= Tithing =

Historic English legal, administrative or territorial unit

A tithing or tything was a historic English legal, administrative or territorial unit, originally ten hides (and hence, one tenth of a hundred). Tithings later came to be seen as subdivisions of a manor or civil parish. The tithing's leader or spokesman was known as a tithingman.

==Etymology==
The noun tithing breaks down as ten + thing, which is to say, a thing (an assembly) of the households who live in an area that comprises ten hides. Comparable words are Danish herredthing for a hundred, and English husting for a single household.

Sound changes in the prehistory of English are responsible for the first part of the word looking so different from the word ten. In the West Germanic dialects which became Old English, n had a tendency to elide when positioned immediately before a th.

The noun is not to be confused with the verb to tithe, its present participle tithing, nor the act of tithing, though they partly share the same origin.

==History==

The term originated in the 10th century, when a tithing meant the households in an area comprising ten hides. The heads of each of those households were referred to as tithingmen; historically they were assumed to all be males, and older than 12 (an adult, in the context of the time). Each tithingman was individually responsible for the actions and behaviour of all the members of the tithing, by a system known as frankpledge. If a person accused of a crime was not forthcoming, his tithing was fined; if he was not part of the frankpledge, the whole town was subject to the fine.

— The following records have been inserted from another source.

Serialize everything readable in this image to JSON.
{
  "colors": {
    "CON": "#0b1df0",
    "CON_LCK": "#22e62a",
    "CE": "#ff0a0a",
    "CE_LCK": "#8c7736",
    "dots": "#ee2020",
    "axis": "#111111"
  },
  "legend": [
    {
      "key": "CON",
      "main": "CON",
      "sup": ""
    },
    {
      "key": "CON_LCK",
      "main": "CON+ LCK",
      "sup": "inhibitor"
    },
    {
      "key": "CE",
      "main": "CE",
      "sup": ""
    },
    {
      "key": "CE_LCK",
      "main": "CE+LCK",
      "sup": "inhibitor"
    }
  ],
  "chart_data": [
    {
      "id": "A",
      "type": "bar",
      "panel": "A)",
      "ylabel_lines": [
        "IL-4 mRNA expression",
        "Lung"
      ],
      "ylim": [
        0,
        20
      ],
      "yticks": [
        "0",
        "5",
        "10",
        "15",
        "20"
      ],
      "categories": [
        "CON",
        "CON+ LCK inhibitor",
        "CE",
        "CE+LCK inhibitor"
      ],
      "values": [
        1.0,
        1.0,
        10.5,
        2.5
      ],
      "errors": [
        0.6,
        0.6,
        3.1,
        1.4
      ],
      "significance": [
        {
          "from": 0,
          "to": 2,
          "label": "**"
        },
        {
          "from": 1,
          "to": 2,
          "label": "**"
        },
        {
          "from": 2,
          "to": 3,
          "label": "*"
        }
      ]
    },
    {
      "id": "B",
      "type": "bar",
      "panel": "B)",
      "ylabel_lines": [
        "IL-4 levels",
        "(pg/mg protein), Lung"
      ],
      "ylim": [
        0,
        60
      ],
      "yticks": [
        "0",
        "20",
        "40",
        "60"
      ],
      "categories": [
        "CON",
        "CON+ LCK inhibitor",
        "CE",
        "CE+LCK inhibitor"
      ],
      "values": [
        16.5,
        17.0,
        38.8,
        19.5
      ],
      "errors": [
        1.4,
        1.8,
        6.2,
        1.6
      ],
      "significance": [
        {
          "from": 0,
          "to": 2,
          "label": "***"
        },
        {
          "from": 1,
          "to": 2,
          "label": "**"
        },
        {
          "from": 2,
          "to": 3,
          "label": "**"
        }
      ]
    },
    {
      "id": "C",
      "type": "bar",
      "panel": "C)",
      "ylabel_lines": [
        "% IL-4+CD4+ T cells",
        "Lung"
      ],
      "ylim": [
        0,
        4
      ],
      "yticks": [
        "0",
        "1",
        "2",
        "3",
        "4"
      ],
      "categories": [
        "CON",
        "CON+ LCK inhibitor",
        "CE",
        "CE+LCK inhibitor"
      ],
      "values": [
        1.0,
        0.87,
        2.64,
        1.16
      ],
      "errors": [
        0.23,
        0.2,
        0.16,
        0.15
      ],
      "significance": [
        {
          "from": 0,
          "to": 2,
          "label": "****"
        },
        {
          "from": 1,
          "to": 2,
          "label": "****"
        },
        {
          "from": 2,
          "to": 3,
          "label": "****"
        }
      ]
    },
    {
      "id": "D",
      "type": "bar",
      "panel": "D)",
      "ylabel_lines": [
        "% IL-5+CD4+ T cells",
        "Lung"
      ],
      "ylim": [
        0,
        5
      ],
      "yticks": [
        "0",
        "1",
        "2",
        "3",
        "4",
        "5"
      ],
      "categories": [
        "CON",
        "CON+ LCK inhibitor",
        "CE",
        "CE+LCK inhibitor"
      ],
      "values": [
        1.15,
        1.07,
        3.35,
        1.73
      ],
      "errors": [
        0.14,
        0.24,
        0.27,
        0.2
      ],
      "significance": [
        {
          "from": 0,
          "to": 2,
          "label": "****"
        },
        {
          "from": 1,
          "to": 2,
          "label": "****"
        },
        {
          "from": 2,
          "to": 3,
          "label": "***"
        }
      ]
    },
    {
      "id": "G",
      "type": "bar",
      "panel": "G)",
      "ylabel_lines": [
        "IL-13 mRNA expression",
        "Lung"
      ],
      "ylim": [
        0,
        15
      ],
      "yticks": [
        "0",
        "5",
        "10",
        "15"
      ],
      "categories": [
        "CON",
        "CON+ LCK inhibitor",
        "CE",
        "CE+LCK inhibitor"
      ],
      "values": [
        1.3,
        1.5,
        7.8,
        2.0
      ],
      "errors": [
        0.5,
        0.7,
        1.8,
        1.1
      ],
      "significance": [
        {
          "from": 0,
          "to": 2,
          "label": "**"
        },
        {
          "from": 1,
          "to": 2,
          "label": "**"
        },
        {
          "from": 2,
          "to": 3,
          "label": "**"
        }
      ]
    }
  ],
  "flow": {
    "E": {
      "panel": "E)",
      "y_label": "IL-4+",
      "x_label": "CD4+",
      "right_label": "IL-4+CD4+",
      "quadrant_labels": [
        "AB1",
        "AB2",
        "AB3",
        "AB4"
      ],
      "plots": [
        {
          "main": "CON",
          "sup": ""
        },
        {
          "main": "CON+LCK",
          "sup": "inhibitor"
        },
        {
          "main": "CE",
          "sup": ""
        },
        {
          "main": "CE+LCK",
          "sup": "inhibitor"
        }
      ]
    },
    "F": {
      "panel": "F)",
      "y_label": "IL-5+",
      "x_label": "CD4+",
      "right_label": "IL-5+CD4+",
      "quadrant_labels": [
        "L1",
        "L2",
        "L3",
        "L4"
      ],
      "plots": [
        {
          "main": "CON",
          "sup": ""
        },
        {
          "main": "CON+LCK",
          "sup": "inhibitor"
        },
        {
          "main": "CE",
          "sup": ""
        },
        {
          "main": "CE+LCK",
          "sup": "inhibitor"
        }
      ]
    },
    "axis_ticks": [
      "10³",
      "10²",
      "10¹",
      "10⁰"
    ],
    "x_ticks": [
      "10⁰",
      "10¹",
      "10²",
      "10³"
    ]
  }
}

Unlike areas dominated by Wessex, Kent had been settled by Jutes rather than Saxons, and retained elements of its historical identity as a separate and wealthy kingdom into the Middle Ages. While Wessex and Mercia eventually grouped their hundreds into Shires, Kent grouped hundreds into lathes. Sussex, which had also been a separate kingdom, similarly grouped its hundreds into rapes. The different choice of terminology continued to the level of the tithing; in Kent, parts of Surrey, and Sussex, the equivalent term was a borgh, borow, or borough (not to be confused with borough in its more usual sense of a chartered or privileged town); their equivalent to the tithingman was therefore a borsholder, borough-holder or headborough.

The Norman Conquest introduced the feudal system, which quickly displaced the importance of the hundred as an administrative unit. With the focus on manorial courts for administration and minor justice, tithings came to be seen as subdivisions of a manor. The later break-down of the feudal system did not detract from this, as the introduction of Justices of the Peace lead to petty sessions displacing many of the administrative and judicial functions of the manorial courts. By the Reformation, civil parishes had replaced the manor as the most important local administrative concept, and tithings came to be seen as a parish subdivision.

Frankpledge eventually evolved into both the Jury system and the petty constabulary, but tithings themselves had lost their practical significance, and fell into disuse. Despite this, active tithings continued to be found in some parts of rural England well into the 19th century, and tithings and hundreds have never been formally abolished.